Britain has repeated an offer to have joint British-French patrols off the French coast near Calais, from where Britain can be seen on a clear day and where most migrants take to the water.
Paris has previously resisted such calls and it is unclear if it will change its mind five months before a presidential election in which migration and security are key topics.
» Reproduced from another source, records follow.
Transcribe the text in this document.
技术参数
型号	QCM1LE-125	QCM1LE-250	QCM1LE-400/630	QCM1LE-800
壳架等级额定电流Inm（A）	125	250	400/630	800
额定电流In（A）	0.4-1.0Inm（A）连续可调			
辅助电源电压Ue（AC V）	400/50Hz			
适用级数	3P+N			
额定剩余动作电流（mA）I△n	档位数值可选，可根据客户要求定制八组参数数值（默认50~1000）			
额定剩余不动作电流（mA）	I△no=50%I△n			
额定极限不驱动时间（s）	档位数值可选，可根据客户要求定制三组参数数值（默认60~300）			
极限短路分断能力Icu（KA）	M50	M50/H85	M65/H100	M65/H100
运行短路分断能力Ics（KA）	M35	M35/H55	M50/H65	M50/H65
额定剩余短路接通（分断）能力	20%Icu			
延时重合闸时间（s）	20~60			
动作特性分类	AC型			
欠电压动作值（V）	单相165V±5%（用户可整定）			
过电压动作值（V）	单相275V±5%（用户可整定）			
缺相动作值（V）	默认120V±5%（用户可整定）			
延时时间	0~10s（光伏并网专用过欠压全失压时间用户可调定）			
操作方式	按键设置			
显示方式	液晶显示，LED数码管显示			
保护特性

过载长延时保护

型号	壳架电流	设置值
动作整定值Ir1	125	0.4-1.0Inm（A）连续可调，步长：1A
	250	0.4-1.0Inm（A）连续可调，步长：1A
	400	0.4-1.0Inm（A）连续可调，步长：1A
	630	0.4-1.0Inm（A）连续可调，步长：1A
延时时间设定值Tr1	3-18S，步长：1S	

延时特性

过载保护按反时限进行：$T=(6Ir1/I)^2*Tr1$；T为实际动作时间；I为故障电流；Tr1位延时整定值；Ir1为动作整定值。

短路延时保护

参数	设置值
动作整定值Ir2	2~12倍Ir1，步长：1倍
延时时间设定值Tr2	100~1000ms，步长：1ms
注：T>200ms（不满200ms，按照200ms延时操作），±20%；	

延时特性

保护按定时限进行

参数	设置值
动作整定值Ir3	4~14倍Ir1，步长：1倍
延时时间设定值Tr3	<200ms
London has in the past threatened to cut financial support for France's border policing if it fails to stem the flow.
"We're prepared to offer support on the ground we're prepared to offer resources," Britain's Immigration Minister Kevin Foster told BBC TV. "We're prepared to offer, literally, people to go there and help and assist the French authorities."
"We're clear: we don't just see this as an issue that France needs to deal with, but one that we want to work together with France and our wider European partners ... to break the business model of these gangs," Foster said.
Regaining control of Britain's borders was a totem for Brexit campaigners ahead of the 2016 referendum on EU membership.
Reuters witnessed one group of migrants emerging from the sand dunes near Calais before piling into an inflatable dinghy. They were seen landing hours later in Dungeness, southern England.
Before Wednesday's disaster, 14 people had drowned this year trying to make it to Britain, a local maritime prefecture official said. In 2020, seven people died and two disappeared, while in 2019 four died.